"crooked spin can't come to rest,
i'm damaged bad at best,
she'll decide what she wants.
i'll probably be the last to know,
no-one says until it shows,
and you see how it is.
they want you,
or they don't.
say yes."
andrea posted elliott smith this morning, which set me in the mood to play him all morning myself. there are so many things i could write about his music and what it has meant to me. how is tragic sonnets and lyrical refrains have intertwined with dreams and moments, written plots and felt emotions, sing-a-longs and jagged tears. i wish i'd seen him play live, just once at least. and, more than that, i wish he was still alive, that he was still among us.

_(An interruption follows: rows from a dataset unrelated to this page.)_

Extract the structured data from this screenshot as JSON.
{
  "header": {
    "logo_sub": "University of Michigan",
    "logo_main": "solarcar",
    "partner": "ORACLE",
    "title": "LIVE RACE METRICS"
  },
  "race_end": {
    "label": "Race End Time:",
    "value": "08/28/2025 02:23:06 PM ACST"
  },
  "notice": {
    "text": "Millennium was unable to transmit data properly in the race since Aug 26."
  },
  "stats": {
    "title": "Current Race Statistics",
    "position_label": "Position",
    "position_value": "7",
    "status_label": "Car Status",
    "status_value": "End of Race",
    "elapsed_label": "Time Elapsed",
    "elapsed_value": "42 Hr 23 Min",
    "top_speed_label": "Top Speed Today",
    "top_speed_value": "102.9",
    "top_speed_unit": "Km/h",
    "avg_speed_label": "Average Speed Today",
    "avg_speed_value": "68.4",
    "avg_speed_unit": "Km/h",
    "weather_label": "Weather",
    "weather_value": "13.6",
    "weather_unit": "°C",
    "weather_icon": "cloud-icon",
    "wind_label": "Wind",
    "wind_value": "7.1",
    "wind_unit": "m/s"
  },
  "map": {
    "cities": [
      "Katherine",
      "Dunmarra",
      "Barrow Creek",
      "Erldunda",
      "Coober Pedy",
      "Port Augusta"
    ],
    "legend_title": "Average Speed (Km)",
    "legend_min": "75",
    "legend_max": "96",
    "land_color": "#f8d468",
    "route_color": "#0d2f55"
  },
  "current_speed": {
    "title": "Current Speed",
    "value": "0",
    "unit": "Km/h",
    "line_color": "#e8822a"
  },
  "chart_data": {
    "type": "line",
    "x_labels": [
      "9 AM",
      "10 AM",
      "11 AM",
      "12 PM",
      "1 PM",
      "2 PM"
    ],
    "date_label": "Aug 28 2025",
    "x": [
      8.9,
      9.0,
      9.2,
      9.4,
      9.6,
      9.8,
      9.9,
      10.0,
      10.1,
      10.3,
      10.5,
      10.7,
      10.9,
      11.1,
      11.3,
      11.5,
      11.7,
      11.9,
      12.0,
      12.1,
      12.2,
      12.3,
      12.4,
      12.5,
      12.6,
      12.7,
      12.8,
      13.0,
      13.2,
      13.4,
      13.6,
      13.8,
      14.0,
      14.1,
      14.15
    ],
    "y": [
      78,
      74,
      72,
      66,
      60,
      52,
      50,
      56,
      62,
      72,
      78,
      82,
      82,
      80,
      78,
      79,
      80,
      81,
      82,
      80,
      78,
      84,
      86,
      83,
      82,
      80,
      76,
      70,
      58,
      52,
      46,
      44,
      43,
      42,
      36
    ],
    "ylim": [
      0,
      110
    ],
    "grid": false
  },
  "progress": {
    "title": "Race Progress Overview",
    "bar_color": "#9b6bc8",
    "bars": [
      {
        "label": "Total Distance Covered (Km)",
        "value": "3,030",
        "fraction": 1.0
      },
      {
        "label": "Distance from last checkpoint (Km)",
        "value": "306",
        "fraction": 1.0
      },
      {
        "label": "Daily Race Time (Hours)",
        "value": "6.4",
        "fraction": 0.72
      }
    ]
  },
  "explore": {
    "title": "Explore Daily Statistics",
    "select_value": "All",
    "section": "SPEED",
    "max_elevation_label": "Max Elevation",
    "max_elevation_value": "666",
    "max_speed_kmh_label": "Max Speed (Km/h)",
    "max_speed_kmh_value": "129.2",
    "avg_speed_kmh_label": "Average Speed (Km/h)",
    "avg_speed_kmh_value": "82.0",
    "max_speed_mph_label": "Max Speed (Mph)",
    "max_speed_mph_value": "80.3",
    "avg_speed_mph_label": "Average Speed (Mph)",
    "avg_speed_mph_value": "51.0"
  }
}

i have many favorites. angeles, which andrea posted earlier, is definitely one of many that i love. say yes i discovered when i bought the album xo. i remember playing it on my computer, back when we lived in the upstairs apartment in fullerton, not long after we returned back to california, from michigan. it was the first song to stand out to me, to make me want to push replay and listen again, that first initial song-crush that one gets on the first spin of a new album.
i love the upside down duality in the lyrics. how this song at first feels like a love song full of hope and wistfulness. the morning after meeting someone you have a connection to, or the day following that first time you sleep with someone (or don't sleep with someone). on a second listen though the sadness comes through, the realization that this is more of an afterthought, a musing over, and missing of, a relationship that is recently lost. a relationship that has changed who we are, even when we did not realize the change was occuring when we were in it.
is there still a chance? is this poetry sung that will help in letting go, or will is it sung to win something back? a last ditch plea for the other person to turn around and say yes, again.